Oda sayısı, sunduğunuz
hizmetler, ürünleriniz, teknolojiniz, hepsi rakiplerinizden üstün olabilir.
Ama, bu durum, rakiplerinize karşı sürdürülebilir bir üstünlük anlamına gelmez.
Bu üstünlüklerinizin ömrü birkaç
ay ile birkaç yıl arasındadır.
İşletmenizi Pazar
liderliğine taşıyacak güç bunlar değildir. Bu üstünlüklerle, sektörün oyun
kurucusu olamazsınız. Kalıcı bir 10 numara olabilmek için başka bir gücünüz
olmalıdır.
Entelektüel
Sermaye!
Bu sizin için yeni ve
tuhaf bir kavram olabilir. Entelektüel sermaye her zaman vardı, siz farkında
değildiniz.
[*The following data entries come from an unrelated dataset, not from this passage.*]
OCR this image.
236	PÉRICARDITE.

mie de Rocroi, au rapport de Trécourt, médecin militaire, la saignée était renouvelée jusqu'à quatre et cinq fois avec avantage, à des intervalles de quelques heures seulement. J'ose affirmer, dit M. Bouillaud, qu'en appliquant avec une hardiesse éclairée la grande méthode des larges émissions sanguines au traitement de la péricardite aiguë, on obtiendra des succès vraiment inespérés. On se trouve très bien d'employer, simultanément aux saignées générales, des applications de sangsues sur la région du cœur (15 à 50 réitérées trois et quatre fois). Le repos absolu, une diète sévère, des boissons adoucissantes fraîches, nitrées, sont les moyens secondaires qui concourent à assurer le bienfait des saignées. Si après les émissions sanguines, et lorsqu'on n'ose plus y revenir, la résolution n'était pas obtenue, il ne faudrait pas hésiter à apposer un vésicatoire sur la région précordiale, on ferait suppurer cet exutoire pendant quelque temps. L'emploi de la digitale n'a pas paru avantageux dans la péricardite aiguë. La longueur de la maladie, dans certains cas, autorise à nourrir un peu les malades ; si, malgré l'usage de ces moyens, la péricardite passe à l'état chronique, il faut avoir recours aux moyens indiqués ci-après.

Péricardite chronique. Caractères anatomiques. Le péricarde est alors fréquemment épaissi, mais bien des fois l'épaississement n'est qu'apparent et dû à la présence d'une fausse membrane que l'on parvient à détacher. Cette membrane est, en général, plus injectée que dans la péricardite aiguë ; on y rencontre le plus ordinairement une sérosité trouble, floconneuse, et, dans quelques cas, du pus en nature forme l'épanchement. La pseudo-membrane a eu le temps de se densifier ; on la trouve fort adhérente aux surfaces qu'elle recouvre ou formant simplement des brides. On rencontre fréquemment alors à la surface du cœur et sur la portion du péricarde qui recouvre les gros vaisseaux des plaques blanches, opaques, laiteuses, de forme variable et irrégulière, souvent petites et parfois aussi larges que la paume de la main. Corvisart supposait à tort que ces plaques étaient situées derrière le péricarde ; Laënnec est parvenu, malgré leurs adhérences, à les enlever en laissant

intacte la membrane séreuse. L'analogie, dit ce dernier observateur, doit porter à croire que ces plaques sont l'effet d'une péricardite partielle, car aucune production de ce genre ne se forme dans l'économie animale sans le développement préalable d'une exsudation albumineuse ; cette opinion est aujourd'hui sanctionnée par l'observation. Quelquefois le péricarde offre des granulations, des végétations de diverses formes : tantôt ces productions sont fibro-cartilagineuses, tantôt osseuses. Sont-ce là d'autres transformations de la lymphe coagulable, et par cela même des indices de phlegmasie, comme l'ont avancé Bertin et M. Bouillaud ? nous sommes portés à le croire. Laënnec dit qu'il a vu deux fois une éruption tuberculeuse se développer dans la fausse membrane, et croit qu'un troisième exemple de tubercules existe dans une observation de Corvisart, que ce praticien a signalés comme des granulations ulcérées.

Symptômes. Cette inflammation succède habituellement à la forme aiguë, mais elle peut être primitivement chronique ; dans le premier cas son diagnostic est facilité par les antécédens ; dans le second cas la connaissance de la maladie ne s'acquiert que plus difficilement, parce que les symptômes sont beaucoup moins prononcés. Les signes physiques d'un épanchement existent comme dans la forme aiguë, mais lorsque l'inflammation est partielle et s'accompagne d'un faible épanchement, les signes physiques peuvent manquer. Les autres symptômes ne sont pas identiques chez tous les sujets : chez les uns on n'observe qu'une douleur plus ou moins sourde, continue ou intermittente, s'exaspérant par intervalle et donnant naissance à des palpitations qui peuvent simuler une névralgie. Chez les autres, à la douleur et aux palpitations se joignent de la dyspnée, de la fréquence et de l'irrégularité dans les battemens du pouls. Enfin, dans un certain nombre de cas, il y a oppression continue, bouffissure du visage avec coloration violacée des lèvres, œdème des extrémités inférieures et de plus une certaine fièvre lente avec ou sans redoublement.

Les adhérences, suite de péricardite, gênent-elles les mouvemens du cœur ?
Nakit akışı, arsa, bina, teknik altyapı vb hepsi çok daha öncelikli
idi. Bu alanlara yapacağınız yatırımların sizi ömür boyu koruyacağını
düşünüyordunuz.
Aynı sektörde, aynı işi
yapan rakiplerinizden daha az finansal sermaye ile daha çok finansal girdi
yaratabiliyorsanız, entelektüel sermayeniz güçlü demektir. Çünkü, rakiplerinize
göre daha az sermaye ile, operasyonel yönetimi, teknoloji yönetimini ve en
önemlisi insan kaynağı yönetiminizi daha iyi yaptığınızın bir kanıtıdır bu
başarı.
Aynı işi yapmakta olan
yerel ve küresel rakiplerinize oranla, daha az finansal sermaye ile daha yüksek
finansal girdi kazanabiliyorsanız, entelektüel sermayeniz güçlüdür. Zira,
rakiplerinize göre daha az maliyet ile daha başarılı operasyon yönetimi
gerçekleştiriyorsunuz, demektir. Teknolojiyi ve insan kaynaklarını en yüksek
verimlilik ile yönettiğinizi kabul etmek gerekir.
Nedir
bu entelektüel sermaye?
İşletmeye piyasada rekabet
avantajı sağlayan, çalışanların bildiği her şeyin toplamıdır.
Entelektüel sermaye,
işletmenin zenginlik yaratmak üzere kullanıma soktuğu bilgi, enformasyon,
entelektüel mülkiyet, çalışanların sahip olduğu beceri ve deneyim gibi
malzemelerin tümüdür. Entelektüel sermaye bir şirketteki insanlar tarafından
bilinen ve işletmeye rekabet üstünlüğü kazandıran bütün varlıkların toplamıdır.
Entelektüel Sermaye, tüm
işletmeler için finansal sermayeden daha önemli bir konumdadır. İşletmeler
entelektüel varlıklarını keşfedip, onları yönetmeye başladıkları zaman aynı işi
yapan rakiplerinden ayrıştıklarını ve rekabet güçlerinin arttığını fark
edeceklerdir.
Hizmet
sektöründe entelektüel sermayenin anlamı?
Diğer sektörlerden farklı
olarak, otelcilikte aslolan insandır. Masanın
iki tarafında da insan vardır. Her ikisinin de beklentisi birbirine yakındır.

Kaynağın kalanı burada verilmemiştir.